In Dangerous Locales, HIV Discrimination Isn't an Open-and-Shut Case
Should an employer be required to hire an applicant who has HIV for work that could become bloody in a place where there is poor medical care?
Suppose the job is protecting diplomats in dangerous places. The employee would carry a gun, probably a big one, and would be trained to expect attacks. The result of an assault, of course, could be a bloody mess.
The answer is not an easy one, which is why the U.S. District Court for the District of Columbia has been asked to sort it out.
The case involves a 46-year-old former Green Beret, who received numerous decorations during his 20 years in the service. Shortly before the Obama administration took office, he sued the State Department and a private security firm, Triple Canopy, because he was pushed out of its training program. He was told the company's government contract requires that employees have no contagious illness.
Court documents refer to the plaintiff as John Doe. Journalists don't like to use pseudonyms, but exceptions are sometimes made. In this case Doe, who did tell me his real name, says he fears further discrimination. "I have a family and I want to protect my kids," he said in a telephone interview.
In November 2005, Doe was at the end of his training with Herndon-based Triple Canopy when a supervisor pulled him from a session to say Doe would not be sent to protect diplomats in Haiti as planned.

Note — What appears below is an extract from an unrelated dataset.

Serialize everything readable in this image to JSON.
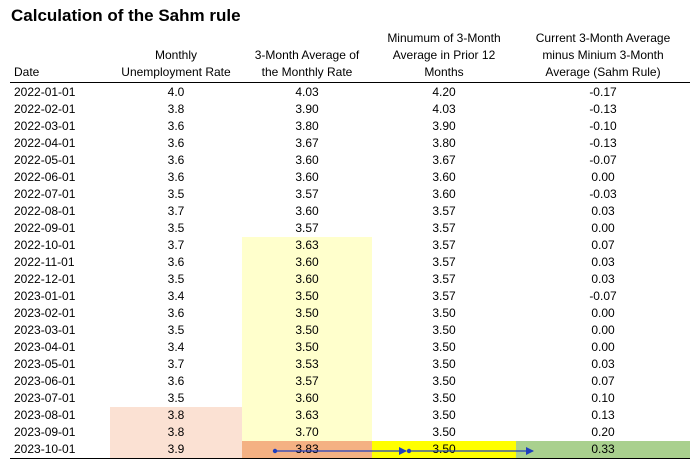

According to Doe's court brief, the supervisor cited paragraph C5 of the company's contract with State, which says, "all contractor employees working under this contract should . . . be free from communicable disease." Doe was told that provision is mandatory and includes HIV.
Now, instead of the $545 a day he would have made with Triple Canopy, he says he gets $12 an hour doing construction work.
Through his attorneys with the American Civil Liberties Union Foundation and the firm of Paul, Weiss, Rifkind, Wharton & Garrison in New York, Doe argues that the federal Rehabilitation Act and the Americans with Disabilities Act prohibits discrimination based on disabilities, including HIV.
"Despite these mandated protections, the State Department required certain of its contractors to terminate, or deem ineligible for employment, all individuals with HIV regardless of their ability to perform the essential functions of the job," Doe's brief states.
He doesn't have any symptoms. And after Special Forces service and having already done similar work in Iraq, he has no doubt that he can do the job.
"There is not too many Americans that are as qualified as I am doing this kind of work" he told me. "I am a professional at what I do, and I've never had any problems doing my job."